Learning to Prioritize IT Tickets: A Comparative Evaluation of Embedding-based Approaches and Fine-Tuned Transformer Models
Minh Tri LÊ, Ali Ait-Bachir
TL;DR
Problem: Prioritize IT service tickets under noisy, multilingual text and severe class imbalance. Approach: compare embedding-based pipelines with a domain-adapted fine-tuned transformer that fuses textual content and numerical features. Findings: embedding methods fail to generalize and underperform, while the transformer achieves strong average F1 (~78.5%) and weighted kappa (~0.80), supporting production-ready prioritization. Significance: demonstrates the limitations of generic embeddings for ITSM and provides a scalable, real-time transformer-based solution for ticket prioritization.
Abstract
Prioritizing service tickets in IT Service Management (ITSM) is critical for operational efficiency but remains challenging due to noisy textual inputs, subjective writing styles, and pronounced class imbalance.

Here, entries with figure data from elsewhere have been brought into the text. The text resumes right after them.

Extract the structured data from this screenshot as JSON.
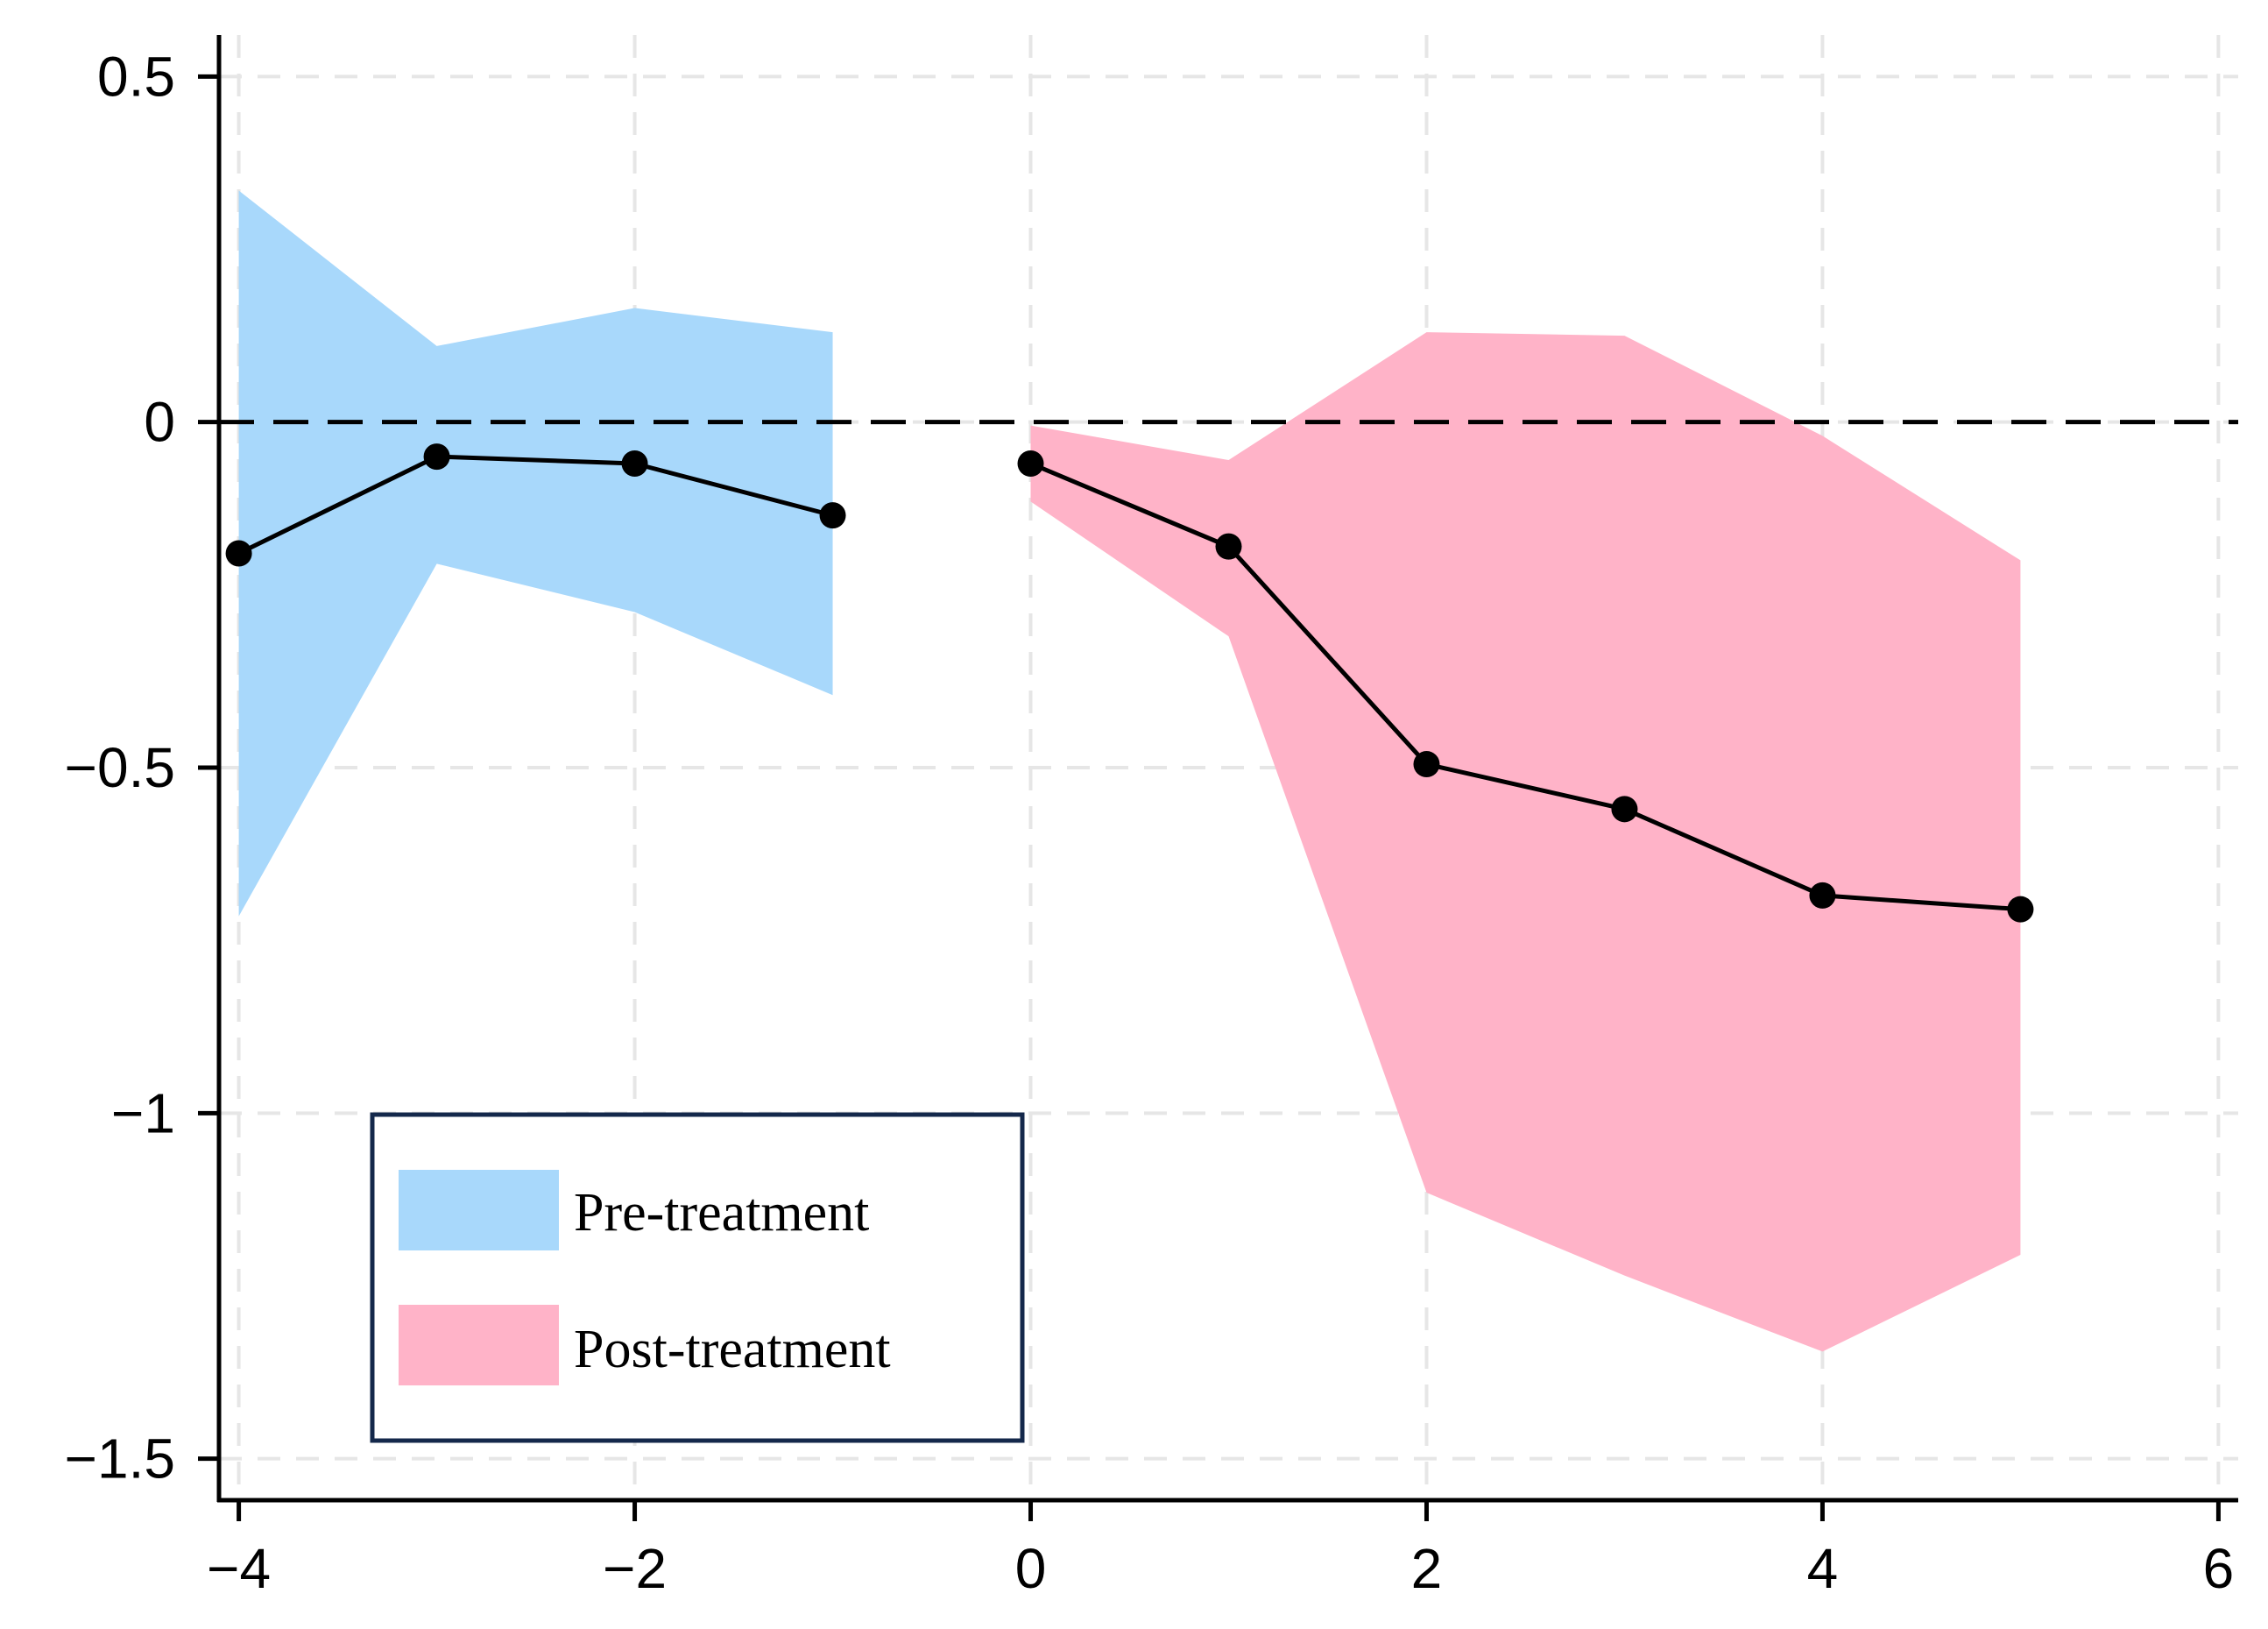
{
  "chart_data": {
    "type": "line",
    "title": "",
    "xlabel": "",
    "ylabel": "",
    "xlim": [
      -4.1,
      6.1
    ],
    "ylim": [
      -1.56,
      0.56
    ],
    "x_ticks": [
      -4,
      -2,
      0,
      2,
      4,
      6
    ],
    "x_tick_labels": [
      "−4",
      "−2",
      "0",
      "2",
      "4",
      "6"
    ],
    "y_ticks": [
      0.5,
      0,
      -0.5,
      -1,
      -1.5
    ],
    "y_tick_labels": [
      "0.5",
      "0",
      "−0.5",
      "−1",
      "−1.5"
    ],
    "grid": true,
    "reference_line": {
      "y": 0,
      "style": "dashed"
    },
    "series": [
      {
        "name": "Pre-treatment",
        "color": "#a8d8fb",
        "x": [
          -4,
          -3,
          -2,
          -1
        ],
        "values": [
          -0.19,
          -0.05,
          -0.06,
          -0.135
        ],
        "ci_upper": [
          0.335,
          0.11,
          0.165,
          0.13
        ],
        "ci_lower": [
          -0.715,
          -0.205,
          -0.275,
          -0.395
        ]
      },
      {
        "name": "Post-treatment",
        "color": "#ffb3c8",
        "x": [
          0,
          1,
          2,
          3,
          4,
          5
        ],
        "values": [
          -0.06,
          -0.18,
          -0.495,
          -0.56,
          -0.685,
          -0.705
        ],
        "ci_upper": [
          -0.005,
          -0.055,
          0.13,
          0.125,
          -0.02,
          -0.2
        ],
        "ci_lower": [
          -0.115,
          -0.31,
          -1.115,
          -1.235,
          -1.345,
          -1.205
        ]
      }
    ],
    "legend": {
      "position": "bottom-left",
      "entries": [
        "Pre-treatment",
        "Post-treatment"
      ]
    }
  }
}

We evaluate two families of approaches for ticket prioritization: embedding-based pipelines that combine dimensionality reduction, clustering, and classical classifiers, and a fine-tuned multilingual transformer that processes both textual and numerical features. Embedding-based methods exhibit limited generalization across a wide range of thirty configurations, with clustering failing to uncover meaningful structures and supervised models highly sensitive to embedding quality. In contrast, the proposed transformer model achieves substantially higher performance, with an average F1-score of 78.5% and weighted Cohen's kappa values of nearly 0.80, indicating strong alignment with true labels. These results highlight the limitations of generic embeddings for ITSM data and demonstrate the effectiveness of domain-adapted transformer architectures for operational ticket prioritization.